When it comes to practical applications, tall or under counter wine coolers are requested in addition to pullouts for red wine storage. Often, vertical tray storage is requested for cutting boards, bar boards, and serving trays and platters, according to Goodwin, who notes that some clients are using their pantries as an additional food prep and cleanup space. A second sink helps with rinsing and pre-cleaning, and a second dishwasher can be installed in the butler’s pantry to help with the overflow of used glasses, plates, and flatware.
Other options for this transitional space include a beverage station with a built-in coffee machine, extra fridge, and storage for mugs and sometimes electric kettles. “Many homeowners set up their butler’s pantry as a fully stocked bar, with wine storage, drawers for spirits, ice maker, and plenty of upper cabinets for stem and barware,” Goodwin observes.
Lynne Persan, owner of Building Designs, LLC in Ridgefield, has seen similar trends, and with almost 20 years of experience in commercial and residential design and numerous awards including the Hobi Award, Persan has a lot of knowledge about butler’s pantries. “People use their pantries as an extension of the kitchen,” Persan says. “They are no longer just about bulk storage and broom closets, as homeowners want access to appliances that they don’t want cluttering up their kitchen counters.”
Persan’s clients also often want a second refrigerator and freezer in their butler’s pantries for the extras, and easy access to everyday dry goods such as rice, cereal, and snacks. Some homeowners are eschewing upper cabinets to allow for more windows within the space; consequently, they may store their daily dishes in the pantry, as well. “Usually, we do a pocket door that stays open mostly or a barn door or even no door at all, just a cased opening for easy access,” Persan states.
She adds that recently clients have been asking for “a pull-out recycling bin in the base cabinets, which makes it easy to grab stuff, and an area for bulk storage in either a large pantry cabinet within the space or just large three-foot-wide double door base cabinets.” Persan says that butler’s pantries are no longer basic cabinets and wire shelving.
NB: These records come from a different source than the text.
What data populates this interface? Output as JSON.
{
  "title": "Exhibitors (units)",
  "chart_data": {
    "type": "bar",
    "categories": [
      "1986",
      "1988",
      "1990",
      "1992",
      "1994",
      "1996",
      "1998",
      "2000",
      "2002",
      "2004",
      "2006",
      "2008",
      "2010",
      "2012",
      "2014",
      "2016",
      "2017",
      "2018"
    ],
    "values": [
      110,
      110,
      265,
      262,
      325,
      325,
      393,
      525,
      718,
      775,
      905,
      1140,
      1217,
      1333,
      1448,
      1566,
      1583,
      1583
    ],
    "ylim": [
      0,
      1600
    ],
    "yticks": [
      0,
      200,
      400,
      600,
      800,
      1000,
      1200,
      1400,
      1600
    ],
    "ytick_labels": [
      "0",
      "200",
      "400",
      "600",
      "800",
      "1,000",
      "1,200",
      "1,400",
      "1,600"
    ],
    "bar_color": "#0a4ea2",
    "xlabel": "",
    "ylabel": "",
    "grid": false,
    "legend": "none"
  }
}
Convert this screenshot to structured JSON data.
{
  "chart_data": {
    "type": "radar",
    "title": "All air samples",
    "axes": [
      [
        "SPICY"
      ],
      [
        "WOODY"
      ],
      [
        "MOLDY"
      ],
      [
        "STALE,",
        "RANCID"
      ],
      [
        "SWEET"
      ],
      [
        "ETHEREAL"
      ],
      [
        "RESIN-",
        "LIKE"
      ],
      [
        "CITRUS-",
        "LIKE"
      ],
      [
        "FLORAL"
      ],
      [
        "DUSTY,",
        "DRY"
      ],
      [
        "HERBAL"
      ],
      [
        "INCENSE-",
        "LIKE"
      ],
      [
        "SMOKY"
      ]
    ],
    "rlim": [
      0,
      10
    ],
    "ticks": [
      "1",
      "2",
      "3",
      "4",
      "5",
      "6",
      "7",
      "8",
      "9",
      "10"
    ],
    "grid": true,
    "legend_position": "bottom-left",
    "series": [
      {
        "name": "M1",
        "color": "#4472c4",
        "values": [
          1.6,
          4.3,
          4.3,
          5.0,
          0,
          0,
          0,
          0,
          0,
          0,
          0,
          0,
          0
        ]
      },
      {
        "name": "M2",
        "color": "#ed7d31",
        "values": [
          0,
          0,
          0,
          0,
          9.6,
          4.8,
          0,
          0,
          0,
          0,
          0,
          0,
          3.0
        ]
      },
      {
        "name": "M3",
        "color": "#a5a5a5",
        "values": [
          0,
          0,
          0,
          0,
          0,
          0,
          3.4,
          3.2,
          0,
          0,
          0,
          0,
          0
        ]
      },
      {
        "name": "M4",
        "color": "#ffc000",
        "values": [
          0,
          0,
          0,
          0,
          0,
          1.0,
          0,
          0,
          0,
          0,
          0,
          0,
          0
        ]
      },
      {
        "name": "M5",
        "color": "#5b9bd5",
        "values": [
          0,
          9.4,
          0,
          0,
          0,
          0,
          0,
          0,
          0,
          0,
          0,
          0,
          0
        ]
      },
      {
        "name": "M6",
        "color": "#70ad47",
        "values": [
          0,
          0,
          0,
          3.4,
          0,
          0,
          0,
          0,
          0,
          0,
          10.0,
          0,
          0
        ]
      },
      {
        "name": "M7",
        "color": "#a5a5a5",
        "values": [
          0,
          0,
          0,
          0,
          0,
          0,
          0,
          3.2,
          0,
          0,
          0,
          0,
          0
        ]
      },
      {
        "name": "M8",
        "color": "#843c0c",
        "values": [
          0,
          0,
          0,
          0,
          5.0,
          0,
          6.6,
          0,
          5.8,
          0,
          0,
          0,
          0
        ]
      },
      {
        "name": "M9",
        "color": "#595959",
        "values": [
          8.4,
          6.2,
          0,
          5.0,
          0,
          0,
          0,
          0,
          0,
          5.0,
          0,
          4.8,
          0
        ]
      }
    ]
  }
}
They are beautiful cabinets with granite or quartz countertops. “The only difference between the kitchen and pantry now is that the pantry won’t typically have a backsplash but will have an accent color behind the shelves,” she states. “They are no longer just closets, either — they have morphed into small rooms.”
Interior designer Lisa Lieberthal, of Lisa Joy Designs in Trumbull, prioritizes function over beauty but still likes to give the client what they want. “Butler’s pantries usually include a wine refrigerator, a mixing sink, and a place for linens, but it is important to consider the existing design to achieve harmony in the space,” Lieberthal explains, adding there is no one trend, when it comes to this space: “Designs can range from classic to contemporary; glass cabinets or solid doors can be contemporary or lacquer from Italy or antique wood.” It all depends on the client’s taste.
Lieberthal notes another possible use for the butler’s pantry: a separate area for children. If homeowners aren’t big entertainers but still want a butler’s pantry, it can be a nice area for children or a little alcove like a private suite for guests. “Butler’s pantries have departed from the original concept to fit personalities and taste,” she concludes. “No longer guarded overnight by a tuxedo-wearing butler, these pantries have become the ultimate kitchen luxury space that can be used for anything from extra storage to a place to prepare food and beverages for guests.”